On September 16 in Buffalo, New York.
A gunman attempting to rob a Northland Avenue convenience store is dead after he fired a shot at a clerk Monday afternoon and the store owner returned fire, hitting him in the head, police said.

The dead man was identified as Jason A. Cramer, 18, of Gibson Street. Cramer was arrested last month in the robbery of a Fillmore Avenue grocery store at gunpoint and was later released from jail.
On September 13:
PROVO — The wrong end of a gun barrel wasn't what the man who was attempting to rob the Provo Greyhound Freight and Travel depot was expecting Thursday afternoon.

But that's the position a 27-year-old Orem man was facing after demanding money from Scott Windhorst, the independent owner of the Greyhound station at 124 N. 300 West. A concealed weapons permit holder, Windhorst said he didn't hesitate in pulling out his pistol instead of forking out the company's cash.
Jury Rules Self-Defense

A pastor went into his church in April because an alarm went off in the middle of the night. Once there, he confronted two burglars. He shot and killed them. By his own description, he panicked, and acknowledged that he might have misread their movement towards him as an attack, when they were actually headed for an exit.

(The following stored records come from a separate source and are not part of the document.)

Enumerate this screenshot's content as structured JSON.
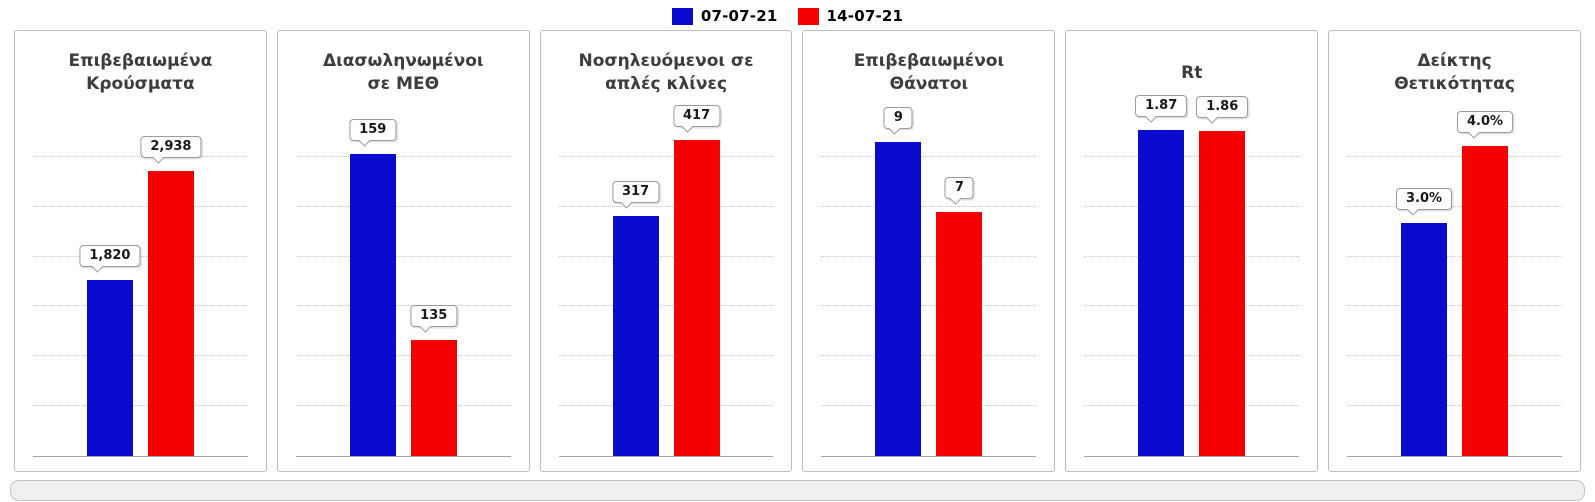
{
  "legend": {
    "position": "top",
    "items": [
      {
        "label": "07-07-21",
        "color": "#0b0bd0"
      },
      {
        "label": "14-07-21",
        "color": "#f40000"
      }
    ]
  },
  "chart_data": [
    {
      "type": "bar",
      "title": "Επιβεβαιωμένα\nΚρούσματα",
      "categories": [
        "07-07-21",
        "14-07-21"
      ],
      "values": [
        1820,
        2938
      ],
      "labels": [
        "1,820",
        "2,938"
      ],
      "ylim": [
        0,
        3600
      ],
      "grid": true
    },
    {
      "type": "bar",
      "title": "Διασωληνωμένοι\nσε ΜΕΘ",
      "categories": [
        "07-07-21",
        "14-07-21"
      ],
      "values": [
        159,
        135
      ],
      "labels": [
        "159",
        "135"
      ],
      "ylim": [
        120,
        165
      ],
      "grid": true
    },
    {
      "type": "bar",
      "title": "Νοσηλευόμενοι σε\nαπλές κλίνες",
      "categories": [
        "07-07-21",
        "14-07-21"
      ],
      "values": [
        317,
        417
      ],
      "labels": [
        "317",
        "417"
      ],
      "ylim": [
        0,
        460
      ],
      "grid": true
    },
    {
      "type": "bar",
      "title": "Επιβεβαιωμένοι\nΘάνατοι",
      "categories": [
        "07-07-21",
        "14-07-21"
      ],
      "values": [
        9,
        7
      ],
      "labels": [
        "9",
        "7"
      ],
      "ylim": [
        0,
        10
      ],
      "grid": true
    },
    {
      "type": "bar",
      "title": "Rt",
      "categories": [
        "07-07-21",
        "14-07-21"
      ],
      "values": [
        1.87,
        1.86
      ],
      "labels": [
        "1.87",
        "1.86"
      ],
      "ylim": [
        0,
        2
      ],
      "grid": true
    },
    {
      "type": "bar",
      "title": "Δείκτης\nΘετικότητας",
      "categories": [
        "07-07-21",
        "14-07-21"
      ],
      "values": [
        3.0,
        4.0
      ],
      "labels": [
        "3.0%",
        "4.0%"
      ],
      "ylim": [
        0,
        4.5
      ],
      "grid": true
    }
  ]
}
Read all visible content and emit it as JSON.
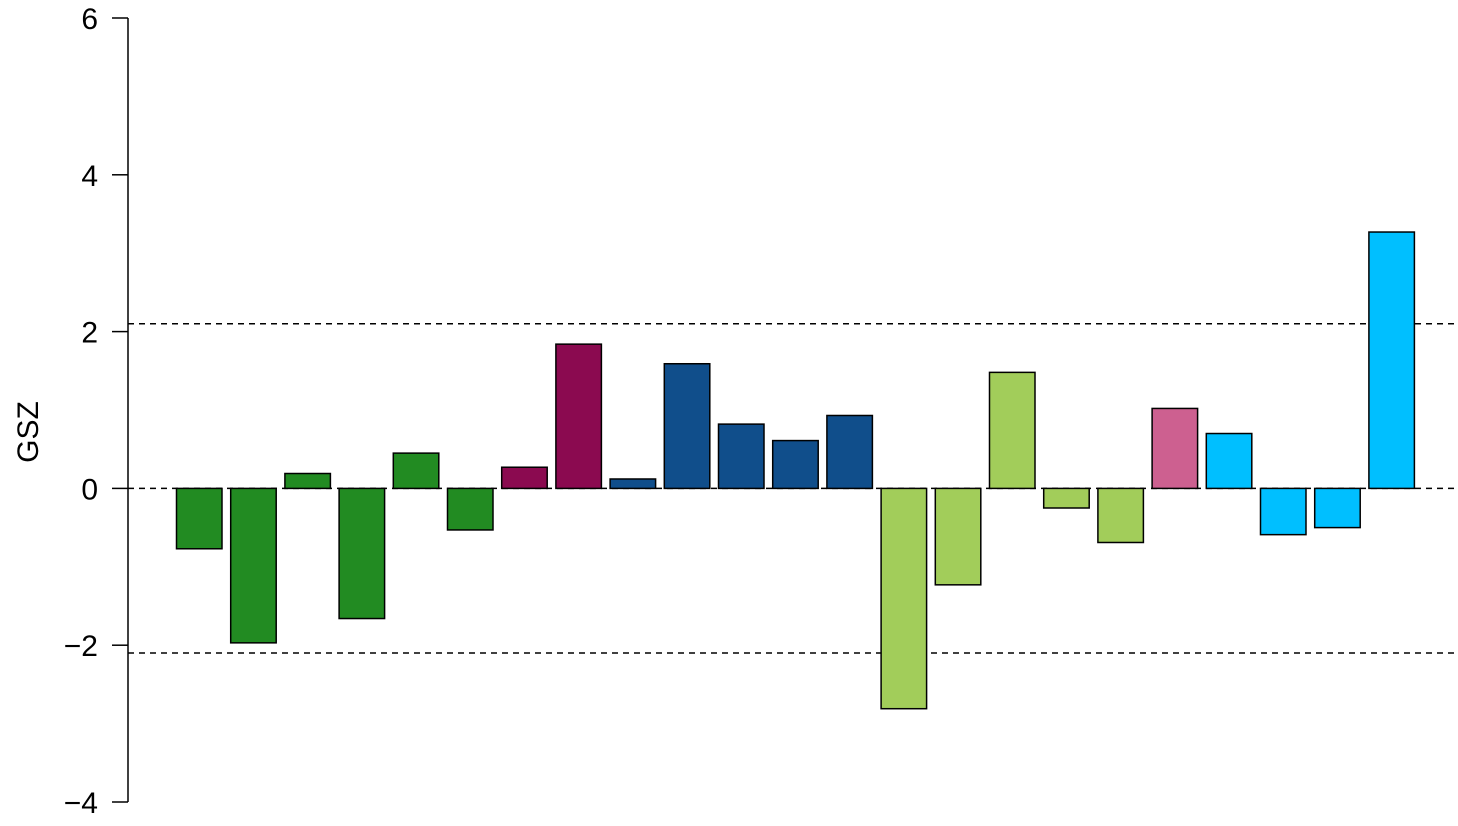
{
  "chart_data": {
    "type": "bar",
    "title": "",
    "xlabel": "",
    "ylabel": "GSZ",
    "ylim": [
      -4,
      6
    ],
    "yticks": [
      -4,
      -2,
      0,
      2,
      4,
      6
    ],
    "ytick_labels": [
      "−4",
      "−2",
      "0",
      "2",
      "4",
      "6"
    ],
    "reference_lines": [
      2.1,
      0,
      -2.1
    ],
    "reference_line_style": "dashed",
    "grid": false,
    "legend": "none",
    "bar_outline_color": "#000000",
    "values": [
      -0.77,
      -1.97,
      0.19,
      -1.66,
      0.45,
      -0.53,
      0.27,
      1.84,
      0.12,
      1.59,
      0.82,
      0.61,
      0.93,
      -2.81,
      -1.23,
      1.48,
      -0.25,
      -0.69,
      1.02,
      0.7,
      -0.59,
      -0.5,
      3.27
    ],
    "colors": [
      "#228B22",
      "#228B22",
      "#228B22",
      "#228B22",
      "#228B22",
      "#228B22",
      "#8B0A50",
      "#8B0A50",
      "#104E8B",
      "#104E8B",
      "#104E8B",
      "#104E8B",
      "#104E8B",
      "#A2CD5A",
      "#A2CD5A",
      "#A2CD5A",
      "#A2CD5A",
      "#A2CD5A",
      "#CD6090",
      "#00BFFF",
      "#00BFFF",
      "#00BFFF",
      "#00BFFF"
    ]
  }
}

It was one of those split second decisions that you hope you never have to make.

He was prosecuted. The news is that he was found innocent on all charges:
Speaking by phone Monday evening, Mielke said he was glad it's all over. He said he's sad that two people lost their lives in the situation, but he still feels he would have been killed if he had not pulled the trigger that morning.

Mielke faced charges of manslaughter and criminally negligent homicide after shooting and killing 31-year-old Christopher Palmer and 23-year-old Francis Jones.

The pastor had caught Palmer and Jones as they were robbing his Big Lake Community Chapel around 5 a.m. on April 24. Mielke testified that, when he went to the church to check out a noise, it was dark and he panicked in the confusion, then shot the two men in the back after they ran past him up a flight of stairs and tried to get out of the church.

Palmer's family members were clearly disappointed by the not guilty verdicts.
Well, yes I guess they were disappointed. It's hard for me to be very sympathetic when two adults commit a felony, and get killed. Even if they were not a threat to Mielke, and were just running towards him to get out an exit, the burden was on them for committing a felony under conditions where a reasonable person could misinterpret their actions as a threat.

This situation isn't something to be thrilled about, but neither is it an argument for gun control. It is an argument against burglary.

It is also an argument against going into an unoccupied building yourself, instead of calling the police to do it for you. Whatever was lost in that church was, I'm sure, less expensive than hiring an attorney to defend Pastor Mielke.

What? Why does Clayton need two blogs? Because I started to keep track of civilian uses of guns for self-defense--and there were so many of them that it was hard to find them in my normal blog. So, here's where they are going to go in the future!

What sort of entries will go here? Just summaries and links to articles about civilians engaged in defensive uses of guns.